Jakarta (iddaily.net) – Gunung Merapi di perbatasan Jawa Tengah dan Daerah Istimewa Yogyakarta, kembali erupsi dan meluncurkan guguran awan panas sejauh 2 Km, Senin (13/7/2026) pagi.
Badan Geologi menjelaskan, guguran awan panas tersebut memiliki amplitudo maksimum 19,52 milimeter dengan durasi 109,99 detik.
Material vulkanik dilaporkan meluncur ke arah barat daya melalui hulu Kali Krasak dan ke arah selatan menuju hulu Kali Boyong.
“Pukul 05.09 WIB, estimasi jarak luncur 2.000 m dengan amplitudo maks 19,52 mm durasi 109,99 detik mengarah ke barat daya (hulu Kali Krasak) dan selatan (hulu Kali Boyong),” tulis Badan Geologi dalam keterangannya.

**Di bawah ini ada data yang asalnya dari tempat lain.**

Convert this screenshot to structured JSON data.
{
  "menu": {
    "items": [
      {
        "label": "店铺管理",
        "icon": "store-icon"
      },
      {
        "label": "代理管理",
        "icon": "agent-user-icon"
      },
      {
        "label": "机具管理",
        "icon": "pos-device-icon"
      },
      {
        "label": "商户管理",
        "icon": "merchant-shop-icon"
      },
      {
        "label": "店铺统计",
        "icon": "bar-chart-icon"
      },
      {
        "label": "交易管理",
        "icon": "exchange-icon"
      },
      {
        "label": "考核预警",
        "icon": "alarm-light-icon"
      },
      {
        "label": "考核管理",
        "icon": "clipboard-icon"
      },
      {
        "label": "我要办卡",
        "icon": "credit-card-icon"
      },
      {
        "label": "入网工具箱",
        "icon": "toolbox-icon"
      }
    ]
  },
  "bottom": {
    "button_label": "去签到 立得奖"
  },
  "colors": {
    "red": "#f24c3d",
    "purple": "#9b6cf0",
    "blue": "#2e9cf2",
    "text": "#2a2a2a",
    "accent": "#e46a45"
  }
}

Masyarakat diwaspadai mewaspadai bahaya lahar dan awan panas guguran (APG) terutama saat terjadi hujan di seputar Gunung Merapi dan mengantisipasi gangguan akibat abu vulkanik.

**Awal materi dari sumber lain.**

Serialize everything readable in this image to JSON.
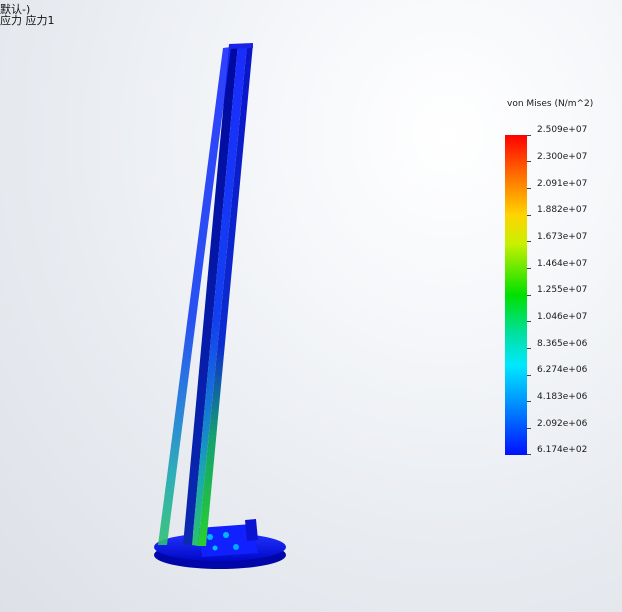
{
  "viewport": {
    "header_lines": [
      "",
      "默认-)",
      "应力 应力1"
    ]
  },
  "legend": {
    "title": "von Mises (N/m^2)",
    "labels": [
      "2.509e+07",
      "2.300e+07",
      "2.091e+07",
      "1.882e+07",
      "1.673e+07",
      "1.464e+07",
      "1.255e+07",
      "1.046e+07",
      "8.365e+06",
      "6.274e+06",
      "4.183e+06",
      "2.092e+06",
      "6.174e+02"
    ],
    "colors": {
      "max": "#ff0000",
      "mid": "#00e000",
      "min": "#0010ff"
    }
  }
}
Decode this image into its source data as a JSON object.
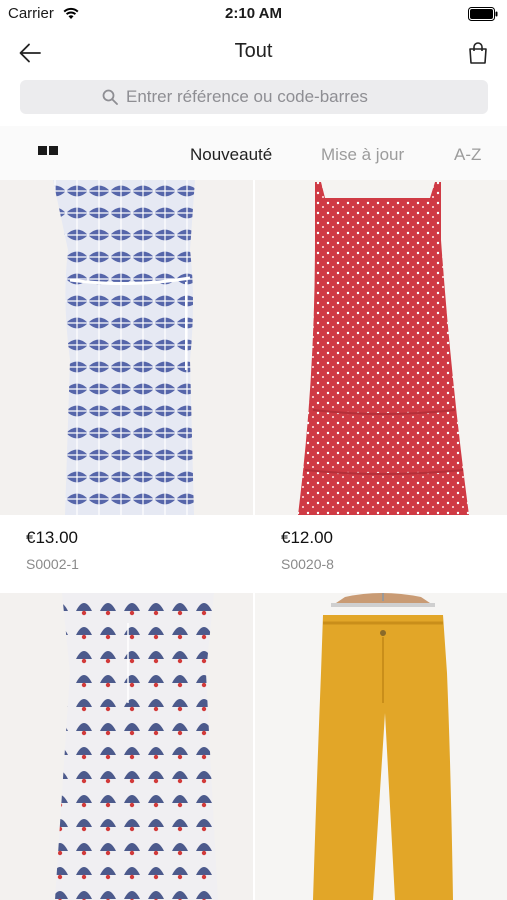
{
  "status_bar": {
    "carrier": "Carrier",
    "time": "2:10 AM"
  },
  "nav": {
    "title": "Tout",
    "back_icon": "arrow-left-icon",
    "bag_icon": "shopping-bag-icon"
  },
  "search": {
    "placeholder": "Entrer référence ou code-barres",
    "value": ""
  },
  "sort": {
    "options": [
      "Nouveauté",
      "Mise à jour",
      "A-Z"
    ],
    "selected": "Nouveauté"
  },
  "products": [
    {
      "price": "€13.00",
      "sku": "S0002-1",
      "color": "#3d4f9e"
    },
    {
      "price": "€12.00",
      "sku": "S0020-8",
      "color": "#cf3a44"
    },
    {
      "price": "",
      "sku": "",
      "color": "#2f3f7a"
    },
    {
      "price": "",
      "sku": "",
      "color": "#e2a628"
    }
  ],
  "colors": {
    "search_bg": "#ececee",
    "muted_text": "#9c9c9c"
  }
}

Badan Geologi menyebut potensi bahaya saat ini berupa guguran lava dan awan panas pada sektor selatan-barat daya meliputi Sungai Boyong sejauh maksimal 5 km, Sungai Bedog, Krasak, Bebeng sejauh maksimal 7 km.
Pada sektor tenggara meliputi Sungai Woro sejauh maksimal 3 km dan Sungai Gendol 5 km. Sedangkan lontaran material vulkanik bila terjadi letusan eksplosif dapat menjangkau radius 3 km dari puncak.